Bienvenue au pays du noir de noir. Dans la chanson, il n’y a plus d’espoir, après ce noir. En littérature, ce noir ouvre sur un continent : celui du roman noir. Celui de Jim Thompson, celui de David Goodis, celui de Charles Williams. Celui, plus près de nous, de Nick Tosches, Marc Villard, Hugues Pagan, Dennis Lehane ou David Peace. Un noir, un ton, une profondeur desquelles s’imprégnèrent aussi des cinéastes comme Abel Ferrara ou Olivier Marchal.

Goodis, Williams et Thompson sont des auteurs que Benjamin Whitmer semble avoir lus en biberons, tant chaque page est plus noire que la précédente dans « Pike ». Un roman qui ne peut que rappeler le superbe « Diable, tout le temps ».

 

« Pike », donc, est à la fois le personnage phare et le titre de ce premier roman paru à la rentrée, dans la « Collection Noire » des éditions Gallmeister.

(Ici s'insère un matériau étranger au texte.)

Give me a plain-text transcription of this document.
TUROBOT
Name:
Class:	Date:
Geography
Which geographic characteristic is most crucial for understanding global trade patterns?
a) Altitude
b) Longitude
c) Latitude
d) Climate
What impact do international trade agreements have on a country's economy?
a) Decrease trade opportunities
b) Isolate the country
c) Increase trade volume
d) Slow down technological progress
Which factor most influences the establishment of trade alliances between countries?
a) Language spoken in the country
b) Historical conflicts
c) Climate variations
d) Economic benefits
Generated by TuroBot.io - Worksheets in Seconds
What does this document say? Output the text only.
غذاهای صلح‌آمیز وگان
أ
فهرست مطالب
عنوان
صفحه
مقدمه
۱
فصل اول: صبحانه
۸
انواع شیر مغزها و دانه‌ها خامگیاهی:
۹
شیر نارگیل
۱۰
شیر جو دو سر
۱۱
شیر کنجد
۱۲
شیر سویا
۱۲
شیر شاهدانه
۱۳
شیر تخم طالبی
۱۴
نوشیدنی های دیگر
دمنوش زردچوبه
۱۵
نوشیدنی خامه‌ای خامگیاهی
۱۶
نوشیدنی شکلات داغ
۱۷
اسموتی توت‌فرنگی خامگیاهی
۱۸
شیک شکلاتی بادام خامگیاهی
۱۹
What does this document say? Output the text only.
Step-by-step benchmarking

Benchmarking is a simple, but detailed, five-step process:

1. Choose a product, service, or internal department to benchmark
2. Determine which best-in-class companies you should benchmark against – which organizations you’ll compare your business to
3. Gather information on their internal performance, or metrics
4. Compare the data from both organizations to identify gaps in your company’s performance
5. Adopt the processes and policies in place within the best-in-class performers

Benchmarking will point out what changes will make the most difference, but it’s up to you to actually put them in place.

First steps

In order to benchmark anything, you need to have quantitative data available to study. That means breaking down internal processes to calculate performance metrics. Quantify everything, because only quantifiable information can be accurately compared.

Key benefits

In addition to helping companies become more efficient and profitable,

La scène inaugurale est celle d‘un meurtre : Derrick Krieger, dit Derrick, rengaine son Colt 911, après avoir tué un gosse qui avait bien failli lui échapper. Il l’a tué d’une balle dans le dos, en traitre. Des passants le traitent alors de fils de pute, et on verra bientôt que ce meurtre déclenchera des émeutes dans la ville, celle de Cincinnati. Une ville ainsi décrite :

 

les quelques arbres qui bordent la rue sont nappés d’une neige piquetée de suie noire. Les caniveaux et bouches d’égout débordent des canettes de bière et des mégots de cigarettes de la veille, parmi lesquels traîne un escarpin rouge à talon haut

 

Les faits sont établis, et le ton noir également. Illico après, on découvre l’autre grand individu du livre : Douglas Pike. Un gars qui n’est plus l’effroyable truand d’autrefois, mais, même un peu rangé, ne s’est pas attendri pour autant. De retour à Nanticote, ville natale des Appalaches, proche de Cincinnati, il vit de petits boulots avec son jeune comparse Rory, un boxeur amateur qui a échoué à devenir professionnel. Un type qui a une faute originelle à expier : alors qu’il gardait sa petite sœur, celle-ci est morte, brûlée par une poêle à bois qui a pris feu. Un an plus tard, la mère finit à l’asile après avoir raté son suicide par immolation. Le père, lui, n’avait pas raté le sien, se tuant d’une cartouche de calibre 10 en plein visage.
Noir, c’est noir…

 

Puis arrive la part féminine du livre. Une femme ramène à Pike… sa propre petite-fille, Wendy, douze ans. Dont la mère vient de mourir d’une overdose. Une mère qui avait eu peu de relation avec son père, Pike, dont elle n’avait rien dit de reluisant à Wendy… Les retrouvailles sont tendues.

Et ça continue, encore et encore. C’est que le début, d’accord d’accord (vous connaissez la suite).
Il y a donc eux hommes forts dans ce livre, et Wendy. Bâti sur une alternance de chapitres concernant Pike et Krieger, le roman va donc faire s’entrechoquer le destin des trois personnages. Cela se passe un jour où la jeune fille, se s’habituant pas ni ce grand-père ni à son comparse, fugue et croise en ville Derrick Krieger. Lequel, accoudé dans sa voiture, essaie en vain de l’aguicher. Ne tardant pas à apprendre la scène, Pike se met en chasse de ce flic, qu’il ne connaît pas encore et que tout le monde lui dit d’éviter. En même temps, il cherche aussi à en apprendre plus sur le passé, et donc sur les circonstances de la mort, de sa fille, qui était une prostituée héroïnomane.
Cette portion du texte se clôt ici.